FloodNet NYC Goes International

A flooded neighborhood
FloodNet NYC, a partnership between CUNY, NYU, and New York City, uses low-cost sensors to monitor water levels in flood-prone areas of New York City. (Credit: Ricardo Toledo-Crow)

Urban flood-monitoring system, co-led by Graduate Center scientists, is being used as a model for new projects in Brazil and Puerto Rico.

An innovative flood-monitoring network, co-led by scientists at the CUNY Graduate Center with colleagues at New York University, tracks water levels in flood-prone areas of New York City. FloodNet NYC monitors urban flooding using ultrasonic distance sensors and a dynamic database that records water levels in real-time.

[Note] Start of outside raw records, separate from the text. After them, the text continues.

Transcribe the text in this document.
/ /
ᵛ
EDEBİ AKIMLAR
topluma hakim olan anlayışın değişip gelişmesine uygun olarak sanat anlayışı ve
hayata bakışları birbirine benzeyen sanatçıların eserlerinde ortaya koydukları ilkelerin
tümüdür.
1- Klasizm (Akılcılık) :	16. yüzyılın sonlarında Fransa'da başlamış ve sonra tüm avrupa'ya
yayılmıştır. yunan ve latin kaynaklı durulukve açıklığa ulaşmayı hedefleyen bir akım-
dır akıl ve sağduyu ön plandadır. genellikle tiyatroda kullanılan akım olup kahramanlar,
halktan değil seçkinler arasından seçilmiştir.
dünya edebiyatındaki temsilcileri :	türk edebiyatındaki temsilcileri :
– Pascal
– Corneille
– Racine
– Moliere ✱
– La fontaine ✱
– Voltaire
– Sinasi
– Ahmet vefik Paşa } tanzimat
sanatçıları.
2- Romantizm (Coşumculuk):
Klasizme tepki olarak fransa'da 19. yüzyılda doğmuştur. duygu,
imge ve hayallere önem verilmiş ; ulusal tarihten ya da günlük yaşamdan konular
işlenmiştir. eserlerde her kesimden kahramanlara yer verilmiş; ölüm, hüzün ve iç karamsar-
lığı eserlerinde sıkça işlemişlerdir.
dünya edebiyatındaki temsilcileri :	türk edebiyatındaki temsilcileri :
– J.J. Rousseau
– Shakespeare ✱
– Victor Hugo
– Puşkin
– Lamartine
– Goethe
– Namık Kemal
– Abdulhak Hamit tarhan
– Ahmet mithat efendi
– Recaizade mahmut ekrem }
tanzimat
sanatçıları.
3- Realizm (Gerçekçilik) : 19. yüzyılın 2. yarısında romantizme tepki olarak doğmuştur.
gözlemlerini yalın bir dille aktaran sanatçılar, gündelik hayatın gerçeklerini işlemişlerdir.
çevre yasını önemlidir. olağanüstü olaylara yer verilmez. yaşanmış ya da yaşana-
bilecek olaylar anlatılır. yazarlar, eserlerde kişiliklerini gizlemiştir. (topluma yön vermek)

Launched in 2019, the open-source, flood-monitoring system has become a model for new projects in Brazil and Puerto Rico, where climate change has brought intense storms, violent hurricanes, and severe flooding.

Real-time flood data

FloodNet teams have so far placed about 300 solar-powered sensors around New York City. The sensors measure water levels in low-lying areas — neighborhoods in Coney Island, Far Rockaway, and Staten Island, among them — sending information to servers that display data on an interactive map.

“They’re ultrasonic sensors that measure distance to the ground,” said Ricardo Toledo-Crow, director of the Next Generation Environmental Sensor Lab at the Graduate Center’s Advanced Science Research Center (CUNY ASRC), a principal investigator and instrument builder on the project. “They’re solar-powered and wirelessly connected to the network.”